83Exilpolitisch aktive Mitglieder von als terroristische Organisationen verbotenen Gruppierungen und prominente Kritikerinnen und Kritiker müssten bei Rückkehr nach Tadschikistan mit massiven staatlichen Repressionen rechnen.
84Vgl. Österreichisches Bundesamt für Fremdenwesen und Asyl, Länderinformationsblatt der Staatendokumentation, Tadschikistan, Gesamtaktualisierung am 10. Mai 2024,S. 11.
85Im Jahr 2015 erhielten wenige Personen, die als ehemalige Kämpfer oder Anwerber identifiziert werden konnten, Gefängnisstrafen.
86Vgl. Bulan Institute for Peace Innovations, The Repatriation, Rehabilitation and Reintegration of Women and Children from Syria and Iraq, The Experiences of Kazakhstan, Kyrgyzstan, Tajikistan and Uzbekistan, Report – June 2021, S. 17 f.; Radio Liberty/Radio Free Europe, Tajikistan prepares to repatriate families of Islamic State fighters form camps in Syria, 10. Dezember 2020.

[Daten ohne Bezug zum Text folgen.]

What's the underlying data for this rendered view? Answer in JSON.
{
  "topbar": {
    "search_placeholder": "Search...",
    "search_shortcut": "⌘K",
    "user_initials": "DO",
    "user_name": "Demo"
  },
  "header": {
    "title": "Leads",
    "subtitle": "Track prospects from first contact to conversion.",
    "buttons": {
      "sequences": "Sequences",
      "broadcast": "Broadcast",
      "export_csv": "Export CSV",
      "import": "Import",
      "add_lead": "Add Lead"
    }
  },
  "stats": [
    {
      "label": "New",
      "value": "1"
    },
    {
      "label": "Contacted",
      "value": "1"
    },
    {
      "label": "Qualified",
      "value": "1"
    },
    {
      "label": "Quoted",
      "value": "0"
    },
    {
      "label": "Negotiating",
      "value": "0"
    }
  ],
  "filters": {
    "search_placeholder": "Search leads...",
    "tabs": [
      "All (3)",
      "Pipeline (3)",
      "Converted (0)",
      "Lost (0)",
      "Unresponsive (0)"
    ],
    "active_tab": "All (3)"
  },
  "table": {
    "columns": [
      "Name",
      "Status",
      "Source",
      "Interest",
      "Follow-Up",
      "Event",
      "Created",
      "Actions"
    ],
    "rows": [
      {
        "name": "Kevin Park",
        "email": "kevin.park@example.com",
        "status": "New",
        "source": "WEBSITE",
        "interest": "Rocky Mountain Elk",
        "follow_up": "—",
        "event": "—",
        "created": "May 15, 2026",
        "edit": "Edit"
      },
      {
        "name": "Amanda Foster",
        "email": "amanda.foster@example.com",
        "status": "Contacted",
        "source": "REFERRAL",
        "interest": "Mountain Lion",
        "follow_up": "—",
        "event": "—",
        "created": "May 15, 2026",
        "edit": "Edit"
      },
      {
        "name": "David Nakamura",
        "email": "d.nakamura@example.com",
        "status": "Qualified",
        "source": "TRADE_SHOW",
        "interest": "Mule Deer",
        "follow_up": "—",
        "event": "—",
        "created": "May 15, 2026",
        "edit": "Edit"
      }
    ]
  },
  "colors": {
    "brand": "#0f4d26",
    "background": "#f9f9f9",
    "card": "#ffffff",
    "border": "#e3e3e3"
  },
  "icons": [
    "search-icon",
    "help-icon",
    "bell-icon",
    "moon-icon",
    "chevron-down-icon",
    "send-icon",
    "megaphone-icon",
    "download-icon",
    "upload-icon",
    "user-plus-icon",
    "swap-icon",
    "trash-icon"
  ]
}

87Auch gibt es Berichte darüber, dass tadschikische Gerichte mindestens fünf Frauen – die Ehefrauen mutmaßlicher IS-Kämpfer – wegen terroristischer Vorwürfe zu Gefängnisstrafen zwischen 12 und 14 Jahren verurteilt haben.
88Vgl. Radio Liberty/Radio Free Europe, Tajik IS Widows Say They’re Paying For Their Husbands‘ Actions, But Courts Aren’t Convinced, 16. Januar 2022.
89Das Middle East Institute berichtet, dass im Jahr 2018 ein ehemaliger Kämpfer des IS durch den tadschikischen Geheimdienst in der Ukraine entführt und in Tadschikistan inhaftiert wurde.
90Vgl. Middle East Institute, The Challenge of Foreign Fighters: Repatriating and Prosecuting ISIS Detainees, 27. Januar 2021.
91Das United Nations Office on Drugs and Crime (UNODC) hat in Zusammenarbeit mit der Gefängnisbehörde des Justizministeriums der Republik die Umsetzung des Programms zur Inhaftierung rückkehrender FTFs eingeleitet. Ein Teil des länderspezifischen Arbeitsplans ist die Umsetzung gezielter Rehabilitationsprogramme.
92Vgl. United States Department of State, Country Reports on Terrorism 2020: Tajikistan, 16. Dezember 2021.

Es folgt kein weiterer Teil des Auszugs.